Nama Gallaudet Eleven mungkin terdengar asing bagi sebagian orang, namun peran mereka dalam sejarah antariksa sangatlah besar. Kelompok yang terdiri dari 11 pria tuli ini merupakan pahlawan di balik layar yang membantu NASA memahami cara manusia bertahan hidup di luar angkasa.
Aktor sekaligus aktivis Tuli, Nyle DiMarco, belum lama ini kembali mengangkat kisah inspiratif mereka ke publik. Melalui pengabdian mereka, NASA berhasil mendapatkan data medis penting yang kini menjadi landasan utama bagi berbagai misi berawak, termasuk program Artemis II yang prestisius.
Awal Mula Rekrutmen Teman Tuli oleh NASA
Kisah ini bermula pada akhir tahun 1950-an ketika NASA dan Sekolah Kedokteran Penerbangan Angkatan Laut AS melakukan penelitian mendalam. Mereka ingin mengetahui bagaimana tubuh manusia bereaksi terhadap kondisi tanpa bobot atau gravitasi nol.
Dalam proses riset tersebut, mereka merekrut 11 mahasiswa dan lulusan dari Gallaudet University, satu-satunya universitas khusus tunarungu di dunia. Kelompok inilah yang kemudian dikenal dengan sebutan Gallaudet Eleven.
Daftar anggota Gallaudet Eleven yang berkontribusi dalam riset NASA:
- Harold Domich dan Robert Greenmun
- Barron Gulak dan Raymond Harper
- Jerald Jordan dan Harry Larson
- David Myers dan Donald Peterson
- Raymond Piper dan Alvin Steele
- John Zakutney
Ke-11 pria ini terpilih karena kondisi fisik yang unik akibat penyakit meningitis yang mereka alami saat masih kecil. Infeksi tersebut merusak sistem vestibular di telinga bagian dalam mereka, yang justru memberikan keuntungan medis bagi riset antariksa.
Keunikan Fisik dan Ketahanan Ekstrem
Kerusakan sistem vestibular membuat para anggota Gallaudet Eleven menjadi kebal terhadap mabuk perjalanan atau motion sickness. Hal ini sangat menarik bagi ilmuwan karena orang pada umumnya akan mengalami mual hebat saat keseimbangannya terganggu.
Selama sepuluh tahun, mereka sukarela menjalani serangkaian tes fisik yang sangat ekstrem dan melelahkan.
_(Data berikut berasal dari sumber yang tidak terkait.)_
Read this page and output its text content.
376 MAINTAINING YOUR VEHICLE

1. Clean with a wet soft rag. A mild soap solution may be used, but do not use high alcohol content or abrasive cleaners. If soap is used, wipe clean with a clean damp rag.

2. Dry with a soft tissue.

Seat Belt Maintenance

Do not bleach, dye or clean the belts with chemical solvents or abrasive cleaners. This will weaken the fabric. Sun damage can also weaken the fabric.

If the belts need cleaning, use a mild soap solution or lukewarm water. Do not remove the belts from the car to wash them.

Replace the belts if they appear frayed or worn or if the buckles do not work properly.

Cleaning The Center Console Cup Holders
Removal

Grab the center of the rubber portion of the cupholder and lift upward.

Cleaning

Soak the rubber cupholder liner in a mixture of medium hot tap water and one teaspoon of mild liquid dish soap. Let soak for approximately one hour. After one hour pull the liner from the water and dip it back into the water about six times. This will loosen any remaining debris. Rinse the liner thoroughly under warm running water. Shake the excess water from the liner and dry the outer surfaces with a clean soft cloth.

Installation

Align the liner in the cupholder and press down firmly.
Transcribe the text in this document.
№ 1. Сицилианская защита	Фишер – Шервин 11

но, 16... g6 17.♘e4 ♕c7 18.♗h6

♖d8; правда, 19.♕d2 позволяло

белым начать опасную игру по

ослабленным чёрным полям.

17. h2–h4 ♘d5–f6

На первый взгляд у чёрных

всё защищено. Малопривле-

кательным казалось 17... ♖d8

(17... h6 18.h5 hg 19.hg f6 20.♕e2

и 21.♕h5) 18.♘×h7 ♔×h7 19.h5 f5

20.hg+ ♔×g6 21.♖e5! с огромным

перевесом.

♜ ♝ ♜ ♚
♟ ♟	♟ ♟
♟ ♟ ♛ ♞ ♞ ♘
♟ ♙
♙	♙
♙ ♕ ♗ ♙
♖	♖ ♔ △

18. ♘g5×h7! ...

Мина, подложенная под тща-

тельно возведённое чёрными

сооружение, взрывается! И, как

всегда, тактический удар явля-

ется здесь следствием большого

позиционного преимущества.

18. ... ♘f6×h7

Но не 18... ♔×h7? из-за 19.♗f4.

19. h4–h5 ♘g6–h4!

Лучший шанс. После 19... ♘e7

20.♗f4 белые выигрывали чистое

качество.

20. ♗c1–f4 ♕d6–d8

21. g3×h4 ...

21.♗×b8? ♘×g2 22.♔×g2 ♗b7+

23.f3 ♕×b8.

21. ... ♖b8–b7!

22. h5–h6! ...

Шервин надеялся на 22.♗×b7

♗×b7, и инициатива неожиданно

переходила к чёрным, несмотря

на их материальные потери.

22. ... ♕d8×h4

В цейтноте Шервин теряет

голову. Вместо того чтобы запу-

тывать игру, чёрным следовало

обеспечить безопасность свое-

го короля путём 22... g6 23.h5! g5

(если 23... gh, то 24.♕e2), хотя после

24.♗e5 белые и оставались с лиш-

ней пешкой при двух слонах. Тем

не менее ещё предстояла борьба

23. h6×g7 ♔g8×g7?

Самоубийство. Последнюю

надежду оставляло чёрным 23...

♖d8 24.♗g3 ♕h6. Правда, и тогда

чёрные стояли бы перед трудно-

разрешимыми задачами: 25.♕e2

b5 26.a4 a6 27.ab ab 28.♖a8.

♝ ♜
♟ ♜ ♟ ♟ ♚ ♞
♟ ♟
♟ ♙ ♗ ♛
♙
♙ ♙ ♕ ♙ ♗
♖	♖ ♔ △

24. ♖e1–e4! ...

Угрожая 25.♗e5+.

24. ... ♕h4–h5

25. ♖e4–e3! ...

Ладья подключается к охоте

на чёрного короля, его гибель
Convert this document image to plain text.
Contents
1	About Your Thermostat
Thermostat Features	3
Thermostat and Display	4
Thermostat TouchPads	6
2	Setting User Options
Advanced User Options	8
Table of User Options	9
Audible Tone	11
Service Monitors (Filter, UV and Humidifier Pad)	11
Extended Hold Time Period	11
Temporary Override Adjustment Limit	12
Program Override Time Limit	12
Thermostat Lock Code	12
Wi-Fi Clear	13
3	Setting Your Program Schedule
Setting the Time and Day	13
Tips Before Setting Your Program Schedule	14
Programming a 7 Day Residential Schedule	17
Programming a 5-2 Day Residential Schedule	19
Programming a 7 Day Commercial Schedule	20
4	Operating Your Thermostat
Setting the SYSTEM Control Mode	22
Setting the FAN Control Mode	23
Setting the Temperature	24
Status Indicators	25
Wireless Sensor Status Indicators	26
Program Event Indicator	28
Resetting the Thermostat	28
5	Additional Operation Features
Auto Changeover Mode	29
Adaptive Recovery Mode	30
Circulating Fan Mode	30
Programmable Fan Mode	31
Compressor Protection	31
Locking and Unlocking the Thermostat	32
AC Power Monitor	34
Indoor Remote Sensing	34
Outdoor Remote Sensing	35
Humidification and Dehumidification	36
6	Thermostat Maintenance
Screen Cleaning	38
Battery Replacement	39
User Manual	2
Salah satu uji coba yang paling berkesan adalah saat empat orang anggota harus tinggal di dalam ruangan berputar selama 12 hari nonstop.
Ringkasan jenis eksperimen yang dijalani Gallaudet Eleven:
| Jenis Pengujian | Deskripsi Eksperimen |
|---|---|
| Ruangan Berputar | Tinggal selama 12 hari di ruang yang terus berputar untuk menguji keseimbangan. |
| Centrifuge | Pengujian menggunakan alat pemutar kecepatan tinggi untuk simulasi gravitasi ekstrem. |
| Vomit Comet | Penerbangan parabola pesawat untuk menciptakan sensasi tanpa bobot sementara. |
| Ombak Ganas | Eksperimen di atas kapal laut dengan guncangan besar untuk menguji mual. |
Data di atas menunjukkan betapa beratnya beban fisik yang mereka tanggung demi ilmu pengetahuan. Salah satu kejadian unik terjadi saat mereka tetap tenang bermain kartu di atas kapal yang diguncang ombak besar, sementara para ilmuwan di sekitarnya justru jatuh sakit.
Warisan Berharga bagi Misi Masa Depan
Kontribusi Gallaudet Eleven memberikan wawasan yang tidak mungkin didapatkan dari sukarelawan dengan sistem pendengaran normal. Ketahanan mereka membantu para ahli memahami bagaimana tubuh manusia beradaptasi di lingkungan tanpa gravitasi.
Tanpa dedikasi dari kelompok ini, pengembangan protokol kesehatan untuk astronaut di stasiun luar angkasa mungkin tidak akan semaju sekarang. NASA mengakui bahwa data medis dari Gallaudet Eleven sangat membantu dalam memitigasi risiko bagi para penjelajah antariksa.
Kini, saat manusia bersiap kembali ke Bulan melalui misi Artemis II, semangat dan pengorbanan mereka tetap hidup. Gallaudet Eleven membuktikan bahwa keterbatasan fisik bukanlah penghalang untuk memberikan kontribusi luar biasa bagi peradaban manusia.